As I Say Dying at AWHRHWAR, Los Angeles
February 15 - March 10, 2018
Review by Georgia Lassner
As I Say Dying emerges from Mayer’s consideration of archaeologic practices of collection and circulation. Intrigued by the academic who hoards “finds” indefinitely in above-ground storage, Mayer’s sculptural practice exists in the shadow cast by these excesses, while still driven by her embodied experience of every day strife. The central works of the AWHRHWAR exhibition are two sets of replicas of funerary urns that Mayer made in 2017 for family members. She remakes the urns at different scales, each set honoring decisions made in intense grief. The vessels’ variations reflect that they’ve been hand-crafted at different times and through the fog of consciousness.

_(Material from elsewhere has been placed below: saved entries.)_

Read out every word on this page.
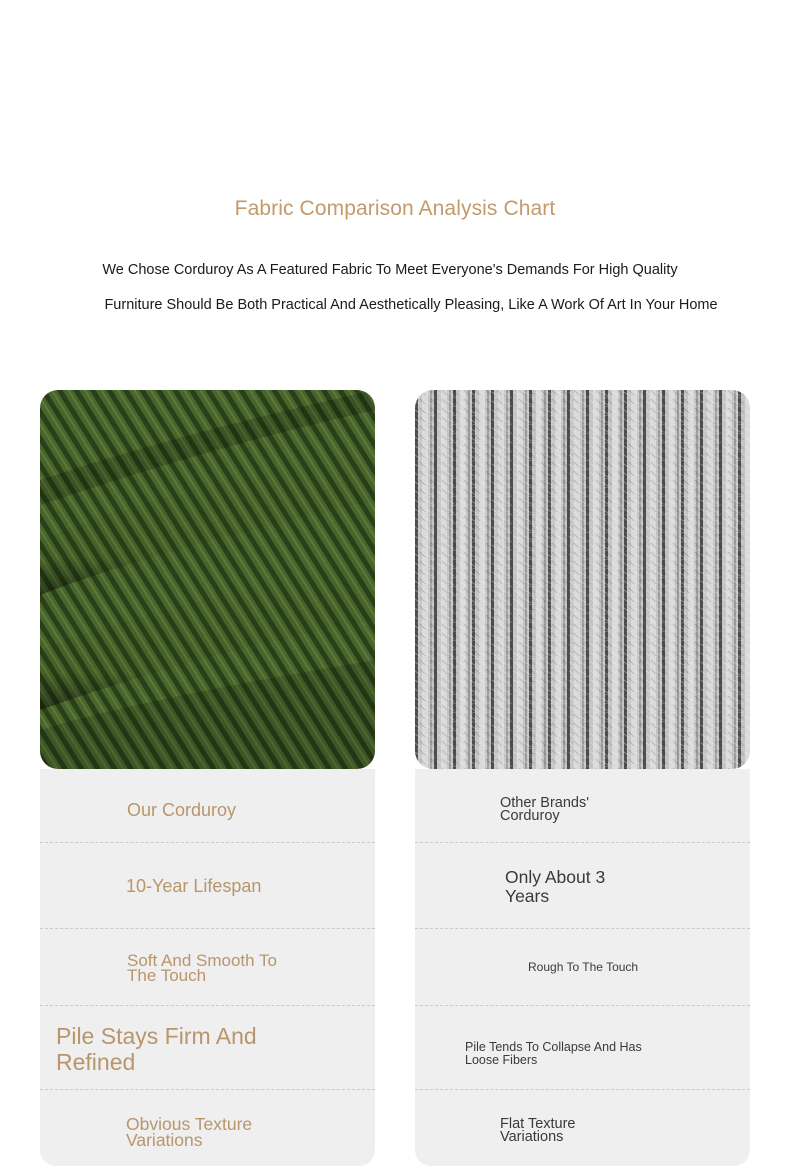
Fabric Comparison Analysis Chart
We Chose Corduroy As A Featured Fabric To Meet Everyone's Demands For High Quality
Furniture Should Be Both Practical And Aesthetically Pleasing, Like A Work Of Art In Your Home
Our Corduroy
10-Year Lifespan
Soft And Smooth To The Touch
Pile Stays Firm And Refined
Obvious Texture Variations
Other Brands' Corduroy
Only About 3 Years
Rough To The Touch
Pile Tends To Collapse And Has Loose Fibers
Flat Texture Variations
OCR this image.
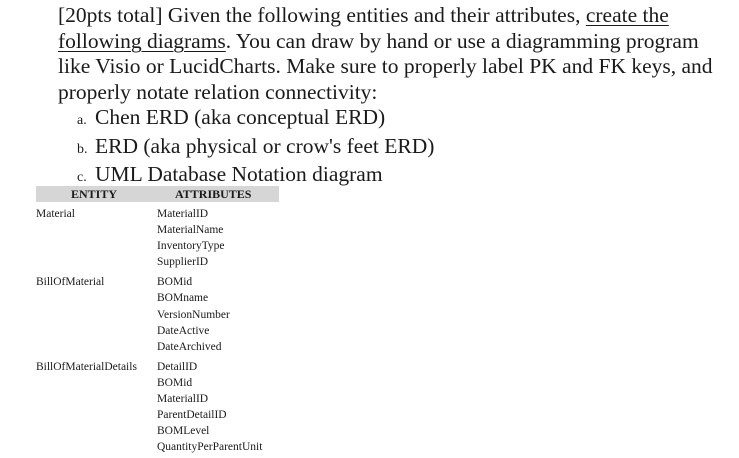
[20pts total] Given the following entities and their attributes, create the following diagrams. You can draw by hand or use a diagramming program like Visio or LucidCharts. Make sure to properly label PK and FK keys, and properly notate relation connectivity:

a. Chen ERD (aka conceptual ERD)
b. ERD (aka physical or crow's feet ERD)
c. UML Database Notation diagram
ENTITY	ATTRIBUTES
Material	MaterialID
MaterialName
InventoryType
SupplierID
BillOfMaterial	BOMid
BOMname
VersionNumber
DateActive
DateArchived
BillOfMaterialDetails DetailID
BOMid
MaterialID
ParentDetailID
BOMLevel
QuantityPerParentUnit
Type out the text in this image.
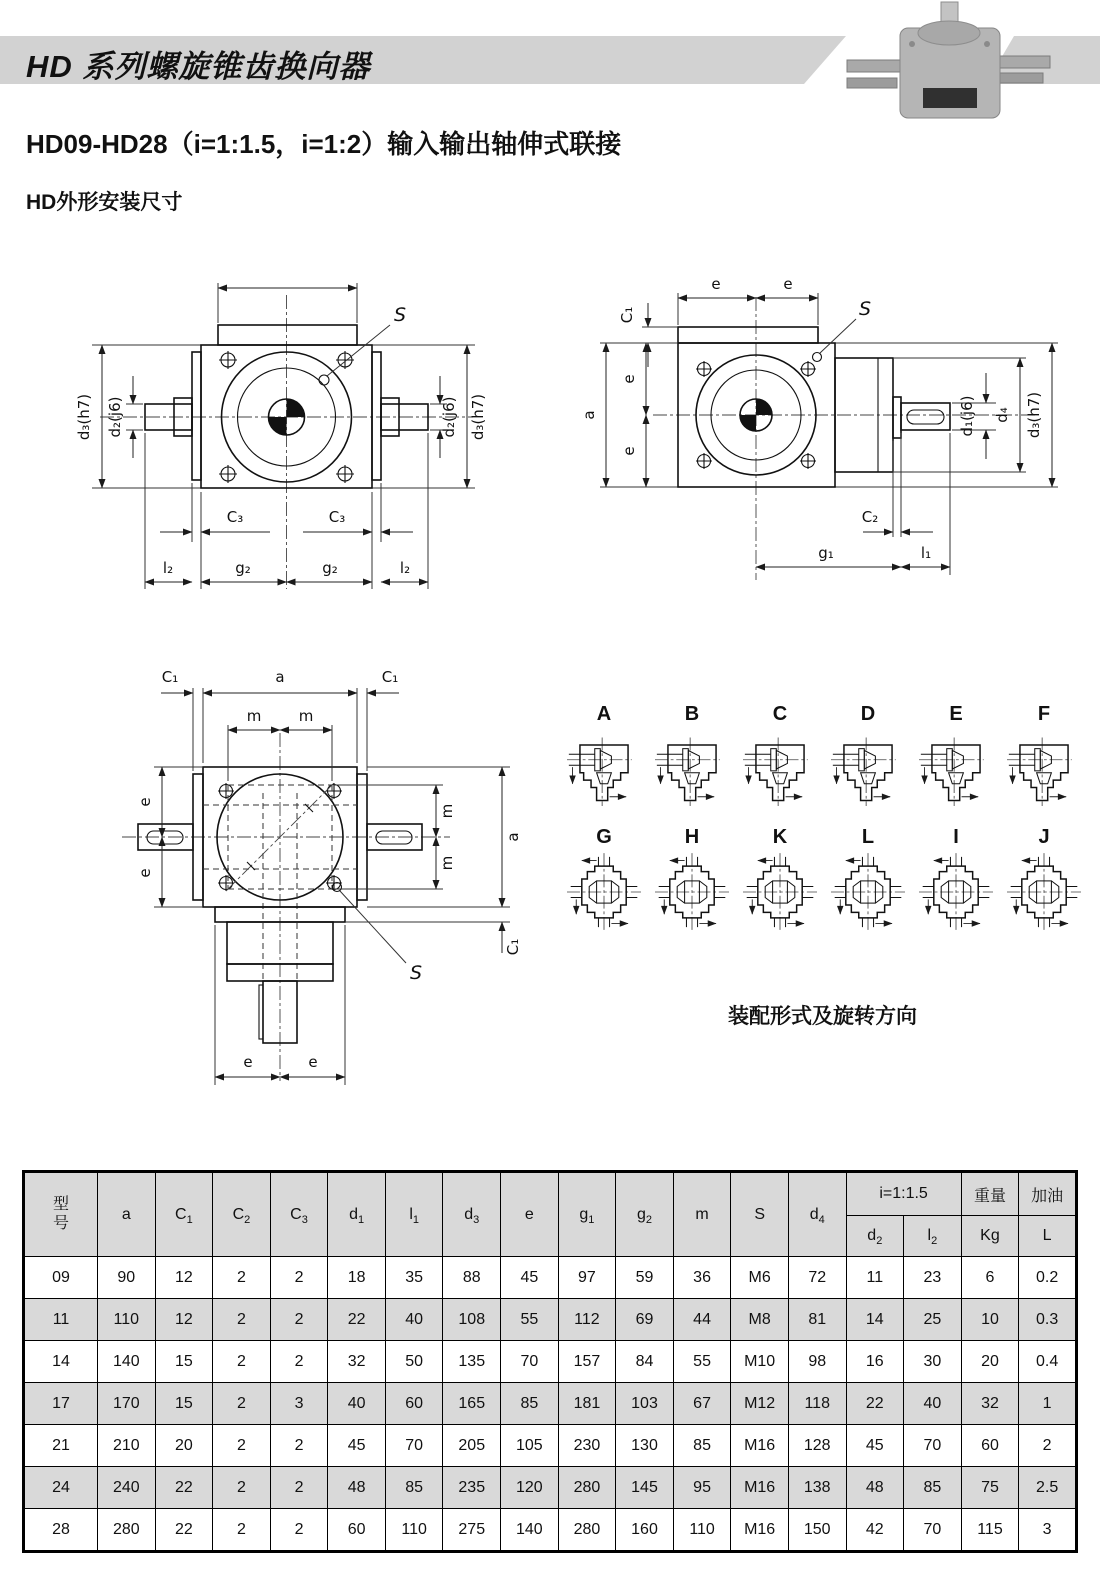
HD 系列螺旋锥齿换向器
HD09-HD28（i=1:1.5，i=1:2）输入输出轴伸式联接
HD外形安装尺寸
S
d₃(h7)	d₃(h7)
d₂(j6)	d₂(j6)
C₃	C₃
l₂	g₂	g₂	l₂
S
C₁
e	e
a
e
e
d₁(j6) d₄ d₃(h7)
C₂
g₁	l₁
S
a
C₁	C₁
m m
e
e
m
m
a
C₁
e	e
A	B	C	D	E	F
G	H	K	L	I	J
装配形式及旋转方向
型
号	a	$C_1$	$C_2$	$C_3$	$d_1$	$l_1$	$d_3$	e	$g_1$	$g_2$	m	S	$d_4$	i=1:1.5		重量	加油
														$d_2$	$l_2$	Kg	L
09	90	12	2	2	18	35	88	45	97	59	36	M6	72	11	23	6	0.2
11	110	12	2	2	22	40	108	55	112	69	44	M8	81	14	25	10	0.3
14	140	15	2	2	32	50	135	70	157	84	55	M10	98	16	30	20	0.4
17	170	15	2	3	40	60	165	85	181	103	67	M12	118	22	40	32	1
21	210	20	2	2	45	70	205	105	230	130	85	M16	128	45	70	60	2
24	240	22	2	2	48	85	235	120	280	145	95	M16	138	48	85	75	2.5
28	280	22	2	2	60	110	275	140	280	160	110	M16	150	42	70	115	3
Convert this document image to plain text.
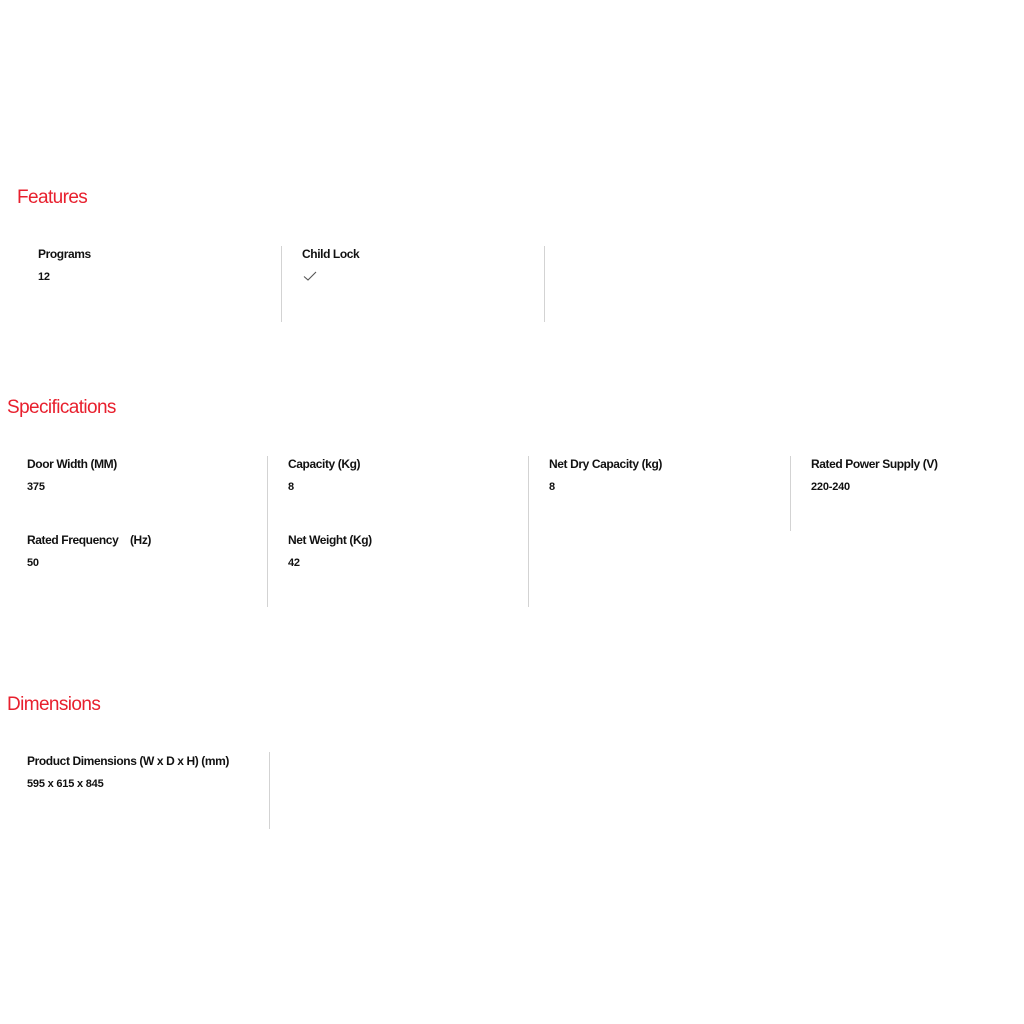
Features
Programs
12
Child Lock
Specifications
Door Width (MM)
375
Capacity (Kg)
8
Net Dry Capacity (kg)
8
Rated Power Supply (V)
220-240
Rated Frequency　(Hz)
50
Net Weight (Kg)
42
Dimensions
Product Dimensions (W x D x H) (mm)
595 x 615 x 845
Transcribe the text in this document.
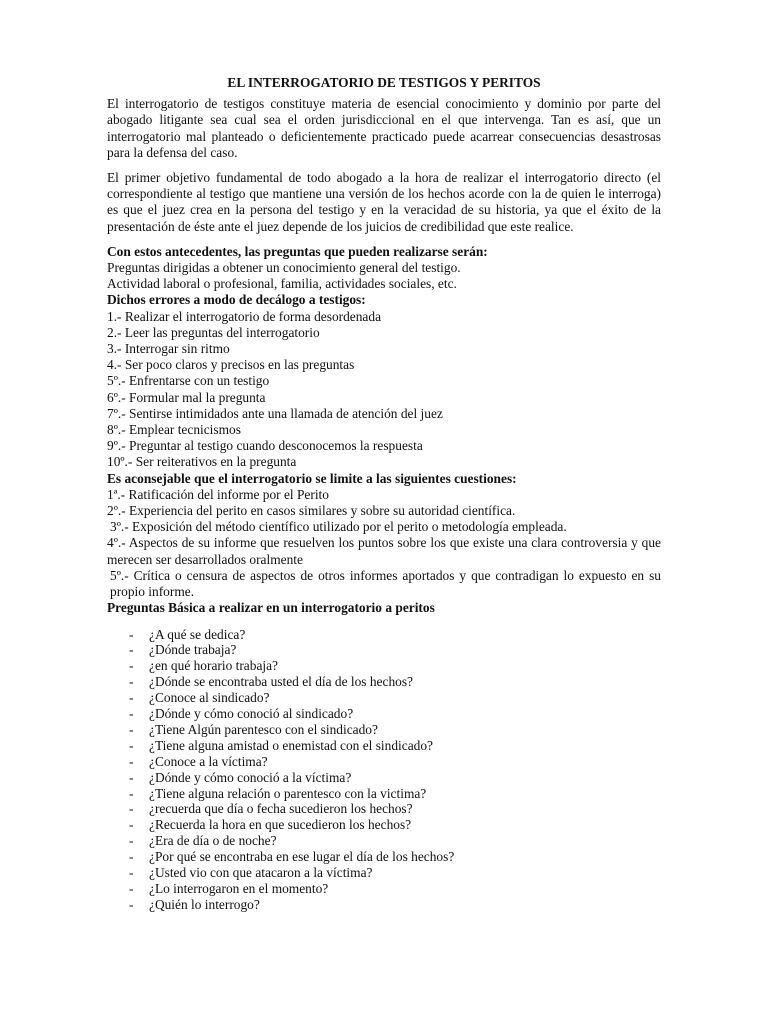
EL INTERROGATORIO DE TESTIGOS Y PERITOS

El interrogatorio de testigos constituye materia de esencial conocimiento y dominio por parte del abogado litigante sea cual sea el orden jurisdiccional en el que intervenga. Tan es así, que un interrogatorio mal planteado o deficientemente practicado puede acarrear consecuencias desastrosas para la defensa del caso.

El primer objetivo fundamental de todo abogado a la hora de realizar el interrogatorio directo (el correspondiente al testigo que mantiene una versión de los hechos acorde con la de quien le interroga) es que el juez crea en la persona del testigo y en la veracidad de su historia, ya que el éxito de la presentación de éste ante el juez depende de los juicios de credibilidad que este realice.

Con estos antecedentes, las preguntas que pueden realizarse serán:

Preguntas dirigidas a obtener un conocimiento general del testigo.

Actividad laboral o profesional, familia, actividades sociales, etc.

Dichos errores a modo de decálogo a testigos:

1.- Realizar el interrogatorio de forma desordenada

2.- Leer las preguntas del interrogatorio

3.- Interrogar sin ritmo

4.- Ser poco claros y precisos en las preguntas

5º.- Enfrentarse con un testigo

6º.- Formular mal la pregunta

7º.- Sentirse intimidados ante una llamada de atención del juez

8º.- Emplear tecnicismos

9º.- Preguntar al testigo cuando desconocemos la respuesta

10º.- Ser reiterativos en la pregunta

Es aconsejable que el interrogatorio se limite a las siguientes cuestiones:

1ª.- Ratificación del informe por el Perito

2º.- Experiencia del perito en casos similares y sobre su autoridad científica.

3º.- Exposición del método científico utilizado por el perito o metodología empleada.

4º.- Aspectos de su informe que resuelven los puntos sobre los que existe una clara controversia y que merecen ser desarrollados oralmente

5º.- Crítica o censura de aspectos de otros informes aportados y que contradigan lo expuesto en su propio informe.

Preguntas Básica a realizar en un interrogatorio a peritos

-	¿A qué se dedica?
-	¿Dónde trabaja?
-	¿en qué horario trabaja?
-	¿Dónde se encontraba usted el día de los hechos?
-	¿Conoce al sindicado?
-	¿Dónde y cómo conoció al sindicado?
-	¿Tiene Algún parentesco con el sindicado?
-	¿Tiene alguna amistad o enemistad con el sindicado?
-	¿Conoce a la víctima?
-	¿Dónde y cómo conoció a la víctima?
-	¿Tiene alguna relación o parentesco con la victima?
-	¿recuerda que día o fecha sucedieron los hechos?
-	¿Recuerda la hora en que sucedieron los hechos?
-	¿Era de día o de noche?
-	¿Por qué se encontraba en ese lugar el día de los hechos?
-	¿Usted vio con que atacaron a la víctima?
-	¿Lo interrogaron en el momento?
-	¿Quién lo interrogo?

Joining the replicas in the gallery are hooked rugs from Mayer’s Pale Clay series, made using knitting patterns generated by Mayer’s mother. Their imagery is pulled from various works by Paul Klee, her mother’s favorite painter. Additionally, the inclusion of a networked text + ceramic sculpture (Utteruent -1, 2018) provides an example of how language functions to excavate and bury, and can, at times, allow us to rise, raise, raze, and realize. Produced by compression and then fire, the branched, extruded channels in turn shape what passes through them. Language takes that same shape forming the walls themselves. Words sink up.